Et la « petite laine », comme le héron avait appelé cette étrange chose, fut posée délicatement sur la berge. Notre crocodile s’approcha et se glissa dedans prestement. Bien plus aisément qu’il ne l’aurait cru possible.
— Ah ! Je vois que j’ai vraiment bien travaillé, il est très facile à porter !
Et un peu ridicule non ?
— Mais non enfin ! Et au pire, si cela te permet d’avoir moins froid, c’est le plus important !
Tiens, se serait-il exprimé à haute voix ?
— Oui, tu me parles, tu ne voulais pas me parler ? Tu sais, tu pourrais aussi dire merci !
— Hum… oui bon. Je ne sais pas.
— Tu ne sais pas ?
— Non, je ne sais pas.
Et vraiment, il ne savait pas s’il devait remercier le héron de son attention. Il se sentait ridicule là-dedans. Et puis il avait subitement chaud, et c’était assez étrange comme sensation.
— Tu ne claques plus des dents.
Interdit, Carlos réalisa alors qu’effectivement, il ne claquait plus des dents. Fichtre !
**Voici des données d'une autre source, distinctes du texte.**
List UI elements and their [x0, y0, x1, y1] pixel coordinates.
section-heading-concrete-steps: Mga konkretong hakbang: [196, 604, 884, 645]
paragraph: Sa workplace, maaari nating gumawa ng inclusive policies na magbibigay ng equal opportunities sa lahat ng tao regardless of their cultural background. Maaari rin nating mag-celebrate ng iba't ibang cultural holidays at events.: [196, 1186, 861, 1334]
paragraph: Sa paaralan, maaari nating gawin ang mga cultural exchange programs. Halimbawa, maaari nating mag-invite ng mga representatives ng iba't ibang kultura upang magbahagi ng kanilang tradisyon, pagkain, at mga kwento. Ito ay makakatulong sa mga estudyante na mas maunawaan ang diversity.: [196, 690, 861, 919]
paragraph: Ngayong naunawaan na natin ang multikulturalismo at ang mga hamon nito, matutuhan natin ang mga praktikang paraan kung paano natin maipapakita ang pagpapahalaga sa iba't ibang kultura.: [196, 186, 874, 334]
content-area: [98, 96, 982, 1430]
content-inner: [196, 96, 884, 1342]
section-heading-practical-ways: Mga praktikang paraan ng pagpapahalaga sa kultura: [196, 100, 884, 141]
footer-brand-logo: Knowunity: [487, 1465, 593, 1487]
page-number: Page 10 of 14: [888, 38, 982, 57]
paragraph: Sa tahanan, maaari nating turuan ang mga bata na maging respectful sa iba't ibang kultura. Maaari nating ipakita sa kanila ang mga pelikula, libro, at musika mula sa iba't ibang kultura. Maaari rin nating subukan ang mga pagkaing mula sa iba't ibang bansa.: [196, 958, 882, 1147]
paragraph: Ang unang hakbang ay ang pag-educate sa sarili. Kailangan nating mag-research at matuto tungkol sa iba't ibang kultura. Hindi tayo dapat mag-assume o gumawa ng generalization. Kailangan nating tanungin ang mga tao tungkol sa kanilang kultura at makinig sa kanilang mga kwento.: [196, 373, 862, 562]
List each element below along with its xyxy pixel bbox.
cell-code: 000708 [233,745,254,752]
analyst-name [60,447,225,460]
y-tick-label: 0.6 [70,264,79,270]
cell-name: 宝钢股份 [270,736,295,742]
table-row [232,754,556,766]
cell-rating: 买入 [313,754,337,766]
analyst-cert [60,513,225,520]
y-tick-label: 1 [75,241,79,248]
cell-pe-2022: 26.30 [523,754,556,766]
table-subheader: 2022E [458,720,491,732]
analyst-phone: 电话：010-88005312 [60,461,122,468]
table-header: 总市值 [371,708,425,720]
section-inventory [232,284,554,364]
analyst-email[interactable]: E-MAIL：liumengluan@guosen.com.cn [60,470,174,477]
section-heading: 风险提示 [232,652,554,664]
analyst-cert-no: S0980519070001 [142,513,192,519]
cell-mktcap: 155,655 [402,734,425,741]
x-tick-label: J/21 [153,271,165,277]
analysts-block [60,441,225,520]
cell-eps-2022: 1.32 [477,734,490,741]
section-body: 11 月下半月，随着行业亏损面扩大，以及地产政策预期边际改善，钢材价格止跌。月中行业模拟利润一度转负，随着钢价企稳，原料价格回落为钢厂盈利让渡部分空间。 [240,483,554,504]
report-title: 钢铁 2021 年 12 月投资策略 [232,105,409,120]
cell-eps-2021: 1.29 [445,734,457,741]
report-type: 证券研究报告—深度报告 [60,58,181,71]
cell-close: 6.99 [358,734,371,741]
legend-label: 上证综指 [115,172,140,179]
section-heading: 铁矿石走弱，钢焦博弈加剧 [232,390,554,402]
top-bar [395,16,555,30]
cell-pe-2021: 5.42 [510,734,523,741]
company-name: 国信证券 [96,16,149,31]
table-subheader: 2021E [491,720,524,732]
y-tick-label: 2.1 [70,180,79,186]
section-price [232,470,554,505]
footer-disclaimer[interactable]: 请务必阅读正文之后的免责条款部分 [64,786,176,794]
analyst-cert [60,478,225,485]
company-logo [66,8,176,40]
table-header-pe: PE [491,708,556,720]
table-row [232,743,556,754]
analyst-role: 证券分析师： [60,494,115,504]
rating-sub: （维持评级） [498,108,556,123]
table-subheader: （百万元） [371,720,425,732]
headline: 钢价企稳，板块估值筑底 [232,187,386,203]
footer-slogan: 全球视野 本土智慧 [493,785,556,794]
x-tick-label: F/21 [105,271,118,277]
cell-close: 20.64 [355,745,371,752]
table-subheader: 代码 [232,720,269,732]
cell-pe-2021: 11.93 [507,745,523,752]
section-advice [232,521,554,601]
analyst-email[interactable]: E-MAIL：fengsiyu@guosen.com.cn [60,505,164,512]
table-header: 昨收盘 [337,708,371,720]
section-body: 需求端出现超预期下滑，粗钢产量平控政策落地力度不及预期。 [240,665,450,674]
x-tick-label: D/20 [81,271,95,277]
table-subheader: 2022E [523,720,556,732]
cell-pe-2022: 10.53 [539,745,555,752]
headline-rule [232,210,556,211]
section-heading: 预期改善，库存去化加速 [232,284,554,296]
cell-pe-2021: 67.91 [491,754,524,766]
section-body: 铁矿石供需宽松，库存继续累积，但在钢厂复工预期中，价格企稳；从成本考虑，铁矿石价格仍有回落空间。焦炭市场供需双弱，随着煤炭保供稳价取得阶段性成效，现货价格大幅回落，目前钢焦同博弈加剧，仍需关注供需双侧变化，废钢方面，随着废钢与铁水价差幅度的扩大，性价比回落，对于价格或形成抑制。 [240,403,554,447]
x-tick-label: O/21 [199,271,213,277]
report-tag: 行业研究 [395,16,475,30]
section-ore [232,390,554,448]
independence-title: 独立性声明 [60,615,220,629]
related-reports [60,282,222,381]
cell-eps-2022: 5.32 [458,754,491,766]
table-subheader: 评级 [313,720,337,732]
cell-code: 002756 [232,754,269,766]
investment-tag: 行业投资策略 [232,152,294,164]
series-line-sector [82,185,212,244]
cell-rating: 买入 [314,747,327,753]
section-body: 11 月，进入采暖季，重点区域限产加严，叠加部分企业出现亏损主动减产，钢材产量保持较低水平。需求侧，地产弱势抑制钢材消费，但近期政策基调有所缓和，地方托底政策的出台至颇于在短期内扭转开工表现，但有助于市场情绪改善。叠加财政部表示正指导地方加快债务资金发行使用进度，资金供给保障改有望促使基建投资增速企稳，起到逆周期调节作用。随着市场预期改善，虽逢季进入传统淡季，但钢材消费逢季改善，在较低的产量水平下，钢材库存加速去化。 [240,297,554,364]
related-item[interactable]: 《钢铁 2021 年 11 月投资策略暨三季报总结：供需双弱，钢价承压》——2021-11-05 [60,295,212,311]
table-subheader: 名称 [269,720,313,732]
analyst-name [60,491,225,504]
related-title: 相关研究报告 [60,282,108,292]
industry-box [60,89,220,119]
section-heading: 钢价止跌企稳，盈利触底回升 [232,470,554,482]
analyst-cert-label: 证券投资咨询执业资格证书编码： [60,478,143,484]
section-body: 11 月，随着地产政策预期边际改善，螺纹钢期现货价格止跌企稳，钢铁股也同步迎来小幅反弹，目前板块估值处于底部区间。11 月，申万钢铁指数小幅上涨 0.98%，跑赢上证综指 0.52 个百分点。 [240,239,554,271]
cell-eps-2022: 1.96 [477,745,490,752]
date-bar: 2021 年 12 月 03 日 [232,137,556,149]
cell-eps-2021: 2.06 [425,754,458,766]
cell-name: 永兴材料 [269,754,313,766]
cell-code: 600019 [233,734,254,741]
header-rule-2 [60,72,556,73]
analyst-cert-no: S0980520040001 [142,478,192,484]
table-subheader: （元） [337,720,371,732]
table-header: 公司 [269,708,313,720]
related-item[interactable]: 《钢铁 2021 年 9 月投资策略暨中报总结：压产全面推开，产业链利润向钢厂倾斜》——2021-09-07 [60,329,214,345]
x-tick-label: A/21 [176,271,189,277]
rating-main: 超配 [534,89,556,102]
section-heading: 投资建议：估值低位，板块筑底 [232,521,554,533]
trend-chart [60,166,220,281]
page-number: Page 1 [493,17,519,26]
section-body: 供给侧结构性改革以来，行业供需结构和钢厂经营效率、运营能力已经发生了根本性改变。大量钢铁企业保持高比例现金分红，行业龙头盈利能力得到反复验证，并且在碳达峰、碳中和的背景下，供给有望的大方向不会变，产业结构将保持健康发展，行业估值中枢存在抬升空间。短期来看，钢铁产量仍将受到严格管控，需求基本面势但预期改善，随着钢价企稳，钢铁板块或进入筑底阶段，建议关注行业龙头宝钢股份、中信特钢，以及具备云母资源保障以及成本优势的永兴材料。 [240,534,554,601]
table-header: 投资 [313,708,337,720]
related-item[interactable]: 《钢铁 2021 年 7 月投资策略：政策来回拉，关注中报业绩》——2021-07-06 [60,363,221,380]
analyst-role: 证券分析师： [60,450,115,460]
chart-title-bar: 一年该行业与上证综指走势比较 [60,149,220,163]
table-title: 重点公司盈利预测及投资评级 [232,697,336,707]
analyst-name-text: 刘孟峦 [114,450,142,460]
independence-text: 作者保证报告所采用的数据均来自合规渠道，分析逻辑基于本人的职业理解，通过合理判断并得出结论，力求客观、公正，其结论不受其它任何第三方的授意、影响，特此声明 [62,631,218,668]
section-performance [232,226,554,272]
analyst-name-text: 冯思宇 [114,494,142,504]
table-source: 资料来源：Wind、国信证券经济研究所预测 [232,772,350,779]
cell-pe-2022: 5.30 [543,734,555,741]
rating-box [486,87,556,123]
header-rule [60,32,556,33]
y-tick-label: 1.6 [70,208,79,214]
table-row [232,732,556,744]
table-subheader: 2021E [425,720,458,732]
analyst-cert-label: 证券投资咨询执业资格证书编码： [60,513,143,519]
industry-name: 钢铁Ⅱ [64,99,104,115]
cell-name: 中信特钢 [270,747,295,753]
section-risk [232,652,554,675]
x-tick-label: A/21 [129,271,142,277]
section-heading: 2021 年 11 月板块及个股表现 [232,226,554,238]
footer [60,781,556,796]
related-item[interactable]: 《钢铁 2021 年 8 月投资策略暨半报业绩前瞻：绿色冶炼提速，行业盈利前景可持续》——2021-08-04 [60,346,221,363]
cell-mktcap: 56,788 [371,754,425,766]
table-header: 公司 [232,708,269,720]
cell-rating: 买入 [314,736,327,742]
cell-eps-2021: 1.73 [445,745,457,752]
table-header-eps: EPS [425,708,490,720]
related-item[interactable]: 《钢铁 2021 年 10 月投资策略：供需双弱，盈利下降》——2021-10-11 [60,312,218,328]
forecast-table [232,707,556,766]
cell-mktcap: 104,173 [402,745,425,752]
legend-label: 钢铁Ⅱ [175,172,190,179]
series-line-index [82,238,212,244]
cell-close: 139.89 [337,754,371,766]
— Tu pourras également dire merci au mouton.
— Au mouton ?
— Celui qui m’a offert sa laine. Tu croyais quoi, que ça poussait sur les arbres ?
Et pourquoi pas, les arbustes produisant du coton existaient bien, eux ! Mais il se tut, tout surpris que le mouton ait accepté de l’aider.
Il voyait parfaitement qui c’était, ce mouton, puisqu’il avait de multiples fois essayé de le croquer. Sans succès. Mais, avec cette petite laine, il ne claquerait plus des dents, ne préviendrait plus de sa venue, alors pourquoi ne pas retenter-
— Tu veux croquer ton nouvel ami !? Pas étonnant que tu sois toujours seul !
Sapristi, aurait-il encore parlé à voix haute ?
— Mais oui, tu radotes comme une vieille paire de bottes !
Il en fut vexé, mais cela ne l’empêcha pas de continuer à « radoter », comme le disait cet étrange héron. Surtout que depuis qu’il ne claquait plus des dents, il avait une forte envie de continuer à ouvrir sa gueule pour tout et n’importe quoi. Sauf pour croquer le mouton. Et le héron.
En effet, après réflexion, il ne voyait pas de meilleure façon de les remercier de leur généreux cadeau. Et c’est ainsi que parfois, au bord d’une certaine rivière, on peut apercevoir un drôle de crocodile habillé de blanc accompagné d’un héron et d’un mouton, tous trois en train de bavasser. Ou de se plaindre, le crocodile ayant tout de même gardé cette petite habitude.